At issue is the interpretation of who can be classified as a victim, with BP claiming that the process for filing claims in corrupt and could result in the company having to pay billions to people and businesses not affected by the spill.
UK Tries to Exempt Company from Iran Sanctions
The British government is currently in talks with the United States and the European Union over the possibility of exempting BP from the current sanctions against Iran. This would pave the way for BP to restart a natural gas field in the North Sea that’s partially owned by an Iranian company. The Rhum field is 50 percent owned by IOC UK, an affiliate of Iran’s state-run oil company, and it’s been closed since 2010 when BP halted production in response to increasing American and European pressure on Iran.
"The BP gas field could be exempted from sanctions under an EU Council Regulation adopted in December 2012 amending previous regulation on restrictive measures against Iran," an EU spokeswoman said to Bloomberg.
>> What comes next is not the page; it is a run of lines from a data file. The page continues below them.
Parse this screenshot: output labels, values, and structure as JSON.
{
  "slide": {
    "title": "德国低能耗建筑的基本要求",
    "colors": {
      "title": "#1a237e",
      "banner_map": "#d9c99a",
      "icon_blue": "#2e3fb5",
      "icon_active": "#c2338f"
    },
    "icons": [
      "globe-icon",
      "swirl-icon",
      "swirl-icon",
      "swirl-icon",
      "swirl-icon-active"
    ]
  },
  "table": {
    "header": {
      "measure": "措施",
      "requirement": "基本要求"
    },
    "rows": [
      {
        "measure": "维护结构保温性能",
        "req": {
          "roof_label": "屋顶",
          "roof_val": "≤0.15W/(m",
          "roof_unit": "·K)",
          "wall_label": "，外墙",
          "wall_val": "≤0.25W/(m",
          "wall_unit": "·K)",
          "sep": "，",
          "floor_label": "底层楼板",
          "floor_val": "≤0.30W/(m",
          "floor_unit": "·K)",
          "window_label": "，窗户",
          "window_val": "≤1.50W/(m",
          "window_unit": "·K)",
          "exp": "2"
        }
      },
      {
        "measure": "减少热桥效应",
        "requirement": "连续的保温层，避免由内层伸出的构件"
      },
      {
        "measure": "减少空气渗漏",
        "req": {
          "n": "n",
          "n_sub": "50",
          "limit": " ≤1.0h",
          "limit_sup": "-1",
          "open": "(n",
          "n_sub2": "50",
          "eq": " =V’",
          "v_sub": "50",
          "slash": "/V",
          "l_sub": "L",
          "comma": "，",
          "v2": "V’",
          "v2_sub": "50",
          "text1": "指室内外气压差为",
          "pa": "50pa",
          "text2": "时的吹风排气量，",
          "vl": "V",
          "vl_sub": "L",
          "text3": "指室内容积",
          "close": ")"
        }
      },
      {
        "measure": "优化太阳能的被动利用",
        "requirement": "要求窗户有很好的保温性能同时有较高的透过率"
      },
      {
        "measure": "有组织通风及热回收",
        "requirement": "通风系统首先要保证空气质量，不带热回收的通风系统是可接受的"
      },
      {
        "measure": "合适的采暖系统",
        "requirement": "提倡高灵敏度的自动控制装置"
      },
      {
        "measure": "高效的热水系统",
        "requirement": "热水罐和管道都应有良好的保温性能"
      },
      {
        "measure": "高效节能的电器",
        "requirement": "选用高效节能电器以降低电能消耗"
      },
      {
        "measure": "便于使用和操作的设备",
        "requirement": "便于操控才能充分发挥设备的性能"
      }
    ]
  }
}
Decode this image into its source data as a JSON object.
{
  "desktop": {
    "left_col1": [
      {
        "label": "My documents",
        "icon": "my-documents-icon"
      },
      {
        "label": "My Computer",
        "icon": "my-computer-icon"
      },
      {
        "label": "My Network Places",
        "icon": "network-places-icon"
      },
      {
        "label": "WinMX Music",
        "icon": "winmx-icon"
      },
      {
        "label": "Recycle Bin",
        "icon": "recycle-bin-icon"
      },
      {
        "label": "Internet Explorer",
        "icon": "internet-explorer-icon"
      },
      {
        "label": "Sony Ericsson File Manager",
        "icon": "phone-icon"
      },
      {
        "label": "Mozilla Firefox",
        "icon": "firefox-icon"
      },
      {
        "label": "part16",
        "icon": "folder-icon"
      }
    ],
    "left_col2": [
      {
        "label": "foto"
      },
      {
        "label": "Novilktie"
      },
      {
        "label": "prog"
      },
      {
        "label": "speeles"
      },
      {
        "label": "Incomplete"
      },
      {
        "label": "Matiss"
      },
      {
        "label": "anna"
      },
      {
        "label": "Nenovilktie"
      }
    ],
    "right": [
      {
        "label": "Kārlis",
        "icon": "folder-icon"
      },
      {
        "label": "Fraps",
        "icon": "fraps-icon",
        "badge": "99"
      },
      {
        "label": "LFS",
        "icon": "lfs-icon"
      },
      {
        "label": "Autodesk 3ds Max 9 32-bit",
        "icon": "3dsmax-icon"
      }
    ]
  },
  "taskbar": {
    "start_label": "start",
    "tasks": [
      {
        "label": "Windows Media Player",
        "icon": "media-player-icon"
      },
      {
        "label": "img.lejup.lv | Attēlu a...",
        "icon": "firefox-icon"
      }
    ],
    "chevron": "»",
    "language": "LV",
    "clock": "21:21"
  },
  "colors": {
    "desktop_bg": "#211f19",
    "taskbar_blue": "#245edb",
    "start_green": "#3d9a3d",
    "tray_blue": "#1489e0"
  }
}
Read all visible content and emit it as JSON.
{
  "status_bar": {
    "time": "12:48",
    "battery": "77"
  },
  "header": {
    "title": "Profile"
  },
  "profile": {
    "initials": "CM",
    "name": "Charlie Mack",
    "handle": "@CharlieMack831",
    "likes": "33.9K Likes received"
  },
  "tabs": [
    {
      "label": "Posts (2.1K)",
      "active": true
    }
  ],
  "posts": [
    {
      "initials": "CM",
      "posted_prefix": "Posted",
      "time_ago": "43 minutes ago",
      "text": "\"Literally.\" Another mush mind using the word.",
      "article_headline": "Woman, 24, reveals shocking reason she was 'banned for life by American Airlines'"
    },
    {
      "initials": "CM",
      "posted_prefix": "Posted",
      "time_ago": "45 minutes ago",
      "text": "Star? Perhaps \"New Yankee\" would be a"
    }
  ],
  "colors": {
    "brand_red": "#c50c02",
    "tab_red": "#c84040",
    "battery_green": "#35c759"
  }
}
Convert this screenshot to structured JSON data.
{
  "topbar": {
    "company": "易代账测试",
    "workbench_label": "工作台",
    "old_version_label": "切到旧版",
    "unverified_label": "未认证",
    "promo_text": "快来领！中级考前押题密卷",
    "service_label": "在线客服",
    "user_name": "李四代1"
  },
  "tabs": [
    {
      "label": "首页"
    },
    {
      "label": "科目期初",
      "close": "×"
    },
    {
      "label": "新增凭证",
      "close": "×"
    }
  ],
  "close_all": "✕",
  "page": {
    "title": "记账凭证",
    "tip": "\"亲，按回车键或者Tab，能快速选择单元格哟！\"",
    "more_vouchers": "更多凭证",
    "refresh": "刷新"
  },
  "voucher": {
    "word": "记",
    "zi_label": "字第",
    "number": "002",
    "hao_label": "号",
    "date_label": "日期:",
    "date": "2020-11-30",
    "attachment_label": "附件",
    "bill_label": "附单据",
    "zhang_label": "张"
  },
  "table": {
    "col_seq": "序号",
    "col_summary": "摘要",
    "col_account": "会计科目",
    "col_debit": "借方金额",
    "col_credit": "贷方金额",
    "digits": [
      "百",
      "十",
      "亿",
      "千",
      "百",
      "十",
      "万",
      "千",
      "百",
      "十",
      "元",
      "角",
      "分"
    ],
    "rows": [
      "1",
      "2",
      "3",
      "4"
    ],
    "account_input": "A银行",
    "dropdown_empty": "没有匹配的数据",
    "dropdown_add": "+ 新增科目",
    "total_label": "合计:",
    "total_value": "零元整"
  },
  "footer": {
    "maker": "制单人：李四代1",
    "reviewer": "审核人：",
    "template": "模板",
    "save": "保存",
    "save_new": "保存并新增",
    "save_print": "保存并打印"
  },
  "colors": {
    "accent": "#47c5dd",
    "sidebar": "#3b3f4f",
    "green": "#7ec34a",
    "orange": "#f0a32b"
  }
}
Disputed Iraqi Oil Field Targeted by BP
BP also signed a deal with the Iraqi government to revive the controversial Kirkuk oilfield in northern Iraq, with BP expected to inject over $100 million over 18 months to help Iraq prevent further declines in production. The decision could lead to difficulties due to the contested nature of the region; the agreement is likely going to be disputed by the Kurdistan Regional Government (KRG). Production for the oil field is down to some 280,000 barrels a day from the 900,000 barrels a day it produced in 2001. The Iraqi government is looking for BP to help them get production back up to 600,000 a day within 5 years.